The case for observability

#observability

This article is my attempt at building a generic business case that you can take to different parts of your org to convince them to invest in observability. The cases are at the end if you want to skip my rambling explanations. It's written as a response to this tweet:

Charity Majors

@mipsytipsy

@sugendran How would you make the business case?

04:24 AM - 28 Dec 2019

0 0

The reason we need a business case is that anyone who hasn't bought into the idea of observability will see this as a cost and they need to understand why they should spend time and money on it. They will need to make a trade-off against other activities they could be doing with that time and money. If they don't see the value you see then you're just going to be fighting them the whole way.

The case will need to speak to a few different stakeholders. You're going to need exec buy-in above all else. You want them backing you up when you argue that the definition of done means your work has observability baked in. You're also going to need product and engineering managers on board as you're going to need to spend some engineering time to get observability set up. Finally, you're going to need to get your peers to understand why and how to use it. The worst thing that can happen is you get an observability solution up and running, and then nobody uses it when it matters.

Side note: My approach to writing these business cases is to first think about the narrative that I want to tell. My aim with the narrative is to get them to understand why something is either important, or urgent and important. The way we do that is to try and understand what is of value to them, and working out how the narrative shows them value.

The narrative for how I think about observability is: You would never build a business without a way to understand the behaviour of your clients/users. Building a distributed system is no different, there are complex interactions and we need to understand our clients/users move through that system. Without this, we're just guessing about how to optimise, where issues lay, and how to fix production issues.

I am not going to cover any solutions in the cases below. There are different ways to achieve observability and there are plenty of docs covering this. What's important is that they understand why we need observability not how. You should create two options that make sense for your organisation, each will have different costs in time and money. This provides the data to help make tradeoffs.

For your peers:

Observability is the ultimate way to understand exactly what happens to the user/client as they move about the system. We can trace exactly what they're doing in high fidelity. This means that we can profile real-user behaviour and optimise our code for how they use the product. During an incident, we can narrow our traces to just the affected users and use the detail to understand exactly what they did. Without observability, we are simply guessing based on aggregations and symptoms. Observability will reduce our toil and make our lives easier.

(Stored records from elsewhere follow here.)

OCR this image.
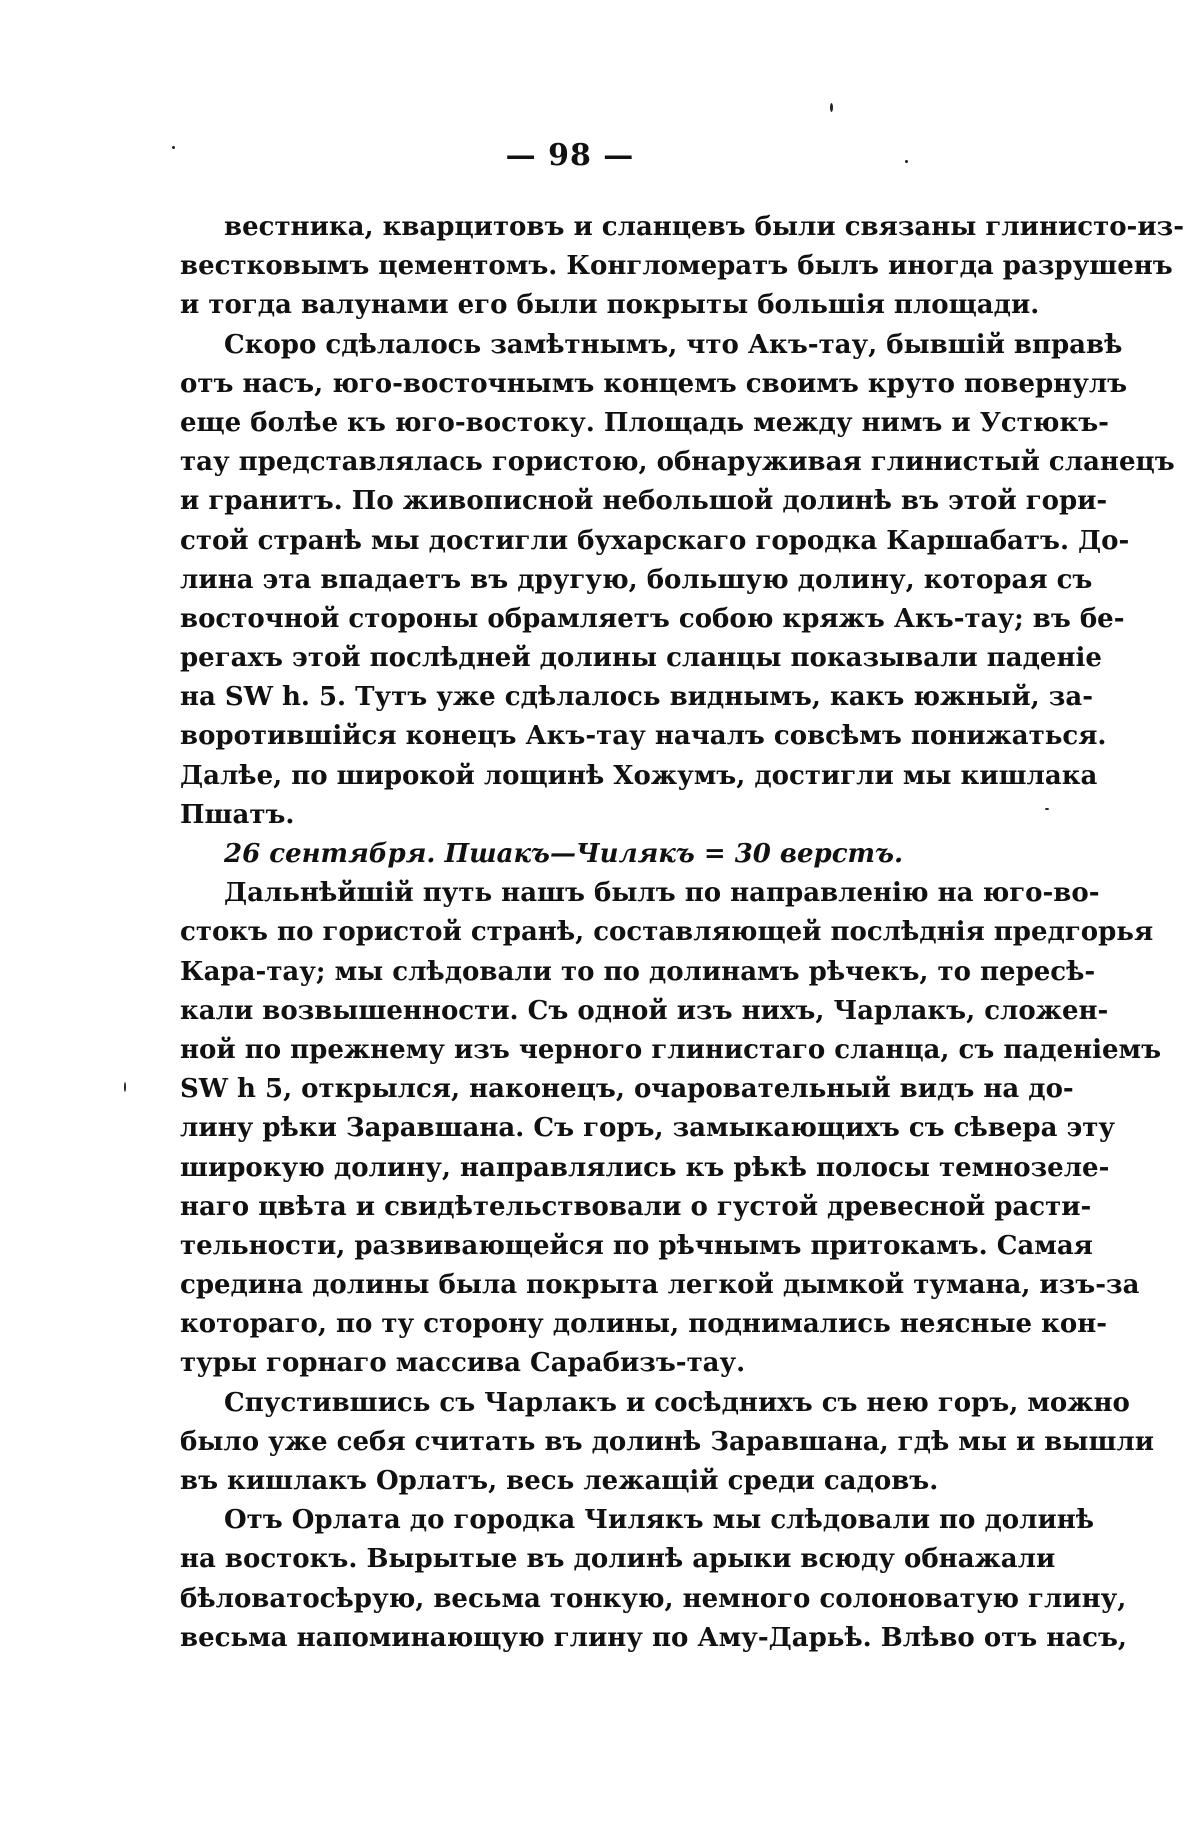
— 98 —
вестника, кварцитовъ и сланцевъ были связаны глинисто-из-
вестковымъ цементомъ. Конгломератъ былъ иногда разрушенъ
и тогда валунами его были покрыты большія площади.
Скоро сдѣлалось замѣтнымъ, что Акъ-тау, бывшій вправѣ
отъ насъ, юго-восточнымъ концемъ своимъ круто повернулъ
еще болѣе къ юго-востоку. Площадь между нимъ и Устюкъ-
тау представлялась гористою, обнаруживая глинистый сланецъ
и гранитъ. По живописной небольшой долинѣ въ этой гори-
стой странѣ мы достигли бухарскаго городка Каршабатъ. До-
лина эта впадаетъ въ другую, большую долину, которая съ
восточной стороны обрамляетъ собою кряжъ Акъ-тау; въ бе-
регахъ этой послѣдней долины сланцы показывали паденіе
на SW h. 5. Тутъ уже сдѣлалось виднымъ, какъ южный, за-
воротившійся конецъ Акъ-тау началъ совсѣмъ понижаться.
Далѣе, по широкой лощинѣ Хожумъ, достигли мы кишлака
Пшатъ.
26 сентября. Пшакъ—Чилякъ = 30 верстъ.
Дальнѣйшій путь нашъ былъ по направленію на юго-во-
стокъ по гористой странѣ, составляющей послѣднія предгорья
Кара-тау; мы слѣдовали то по долинамъ рѣчекъ, то пересѣ-
кали возвышенности. Съ одной изъ нихъ, Чарлакъ, сложен-
ной по прежнему изъ черного глинистаго сланца, съ паденіемъ
SW h 5, открылся, наконецъ, очаровательный видъ на до-
лину рѣки Заравшана. Съ горъ, замыкающихъ съ сѣвера эту
широкую долину, направлялись къ рѣкѣ полосы темнозеле-
наго цвѣта и свидѣтельствовали о густой древесной расти-
тельности, развивающейся по рѣчнымъ притокамъ. Самая
средина долины была покрыта легкой дымкой тумана, изъ-за
котораго, по ту сторону долины, поднимались неясные кон-
туры горнаго массива Сарабизъ-тау.
Спустившись съ Чарлакъ и сосѣднихъ съ нею горъ, можно
было уже себя считать въ долинѣ Заравшана, гдѣ мы и вышли
въ кишлакъ Орлатъ, весь лежащій среди садовъ.
Отъ Орлата до городка Чилякъ мы слѣдовали по долинѣ
на востокъ. Вырытые въ долинѣ арыки всюду обнажали
бѣловатосѣрую, весьма тонкую, немного солоноватую глину,
весьма напоминающую глину по Аму-Дарьѣ. Влѣво отъ насъ,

For your engineering and product managers:

Observability is the ultimate way to understand exactly what happens to the user/client as they move about the system. We make product decisions based on data and we should make engineering decisions on data as well. Our system is complex and at times hard to reason about, but that's okay as there are tools to help us. These observability tools give us true insight into how our services perform for each user/client that uses the system. Every time we build a new service, the user's interactions with that service need to be observable. By doing that we can ensure that we are making the most impactful engineering changes and can quickly diagnose issues that occur.

For your executives:

Every feature, we add complexity to our system making it harder to reason about, hard to optimise and harder to diagnose issues. Observability helps us make data-based engineering decisions instead of guesses based on aggregations. It will help us optimise our complex system and diagnose issues that affect users/clients in production. Whether we use a third-party service or run open-source components is up to us, and we can adjust costs to suit our use case. The risk of not adding observability tools is that we will not have the level of data required to properly optimise the system or to quickly diagnose issues in production. Both of these should be seen as opportunity costs that we can and should reduce. The tools exist, and we should use them.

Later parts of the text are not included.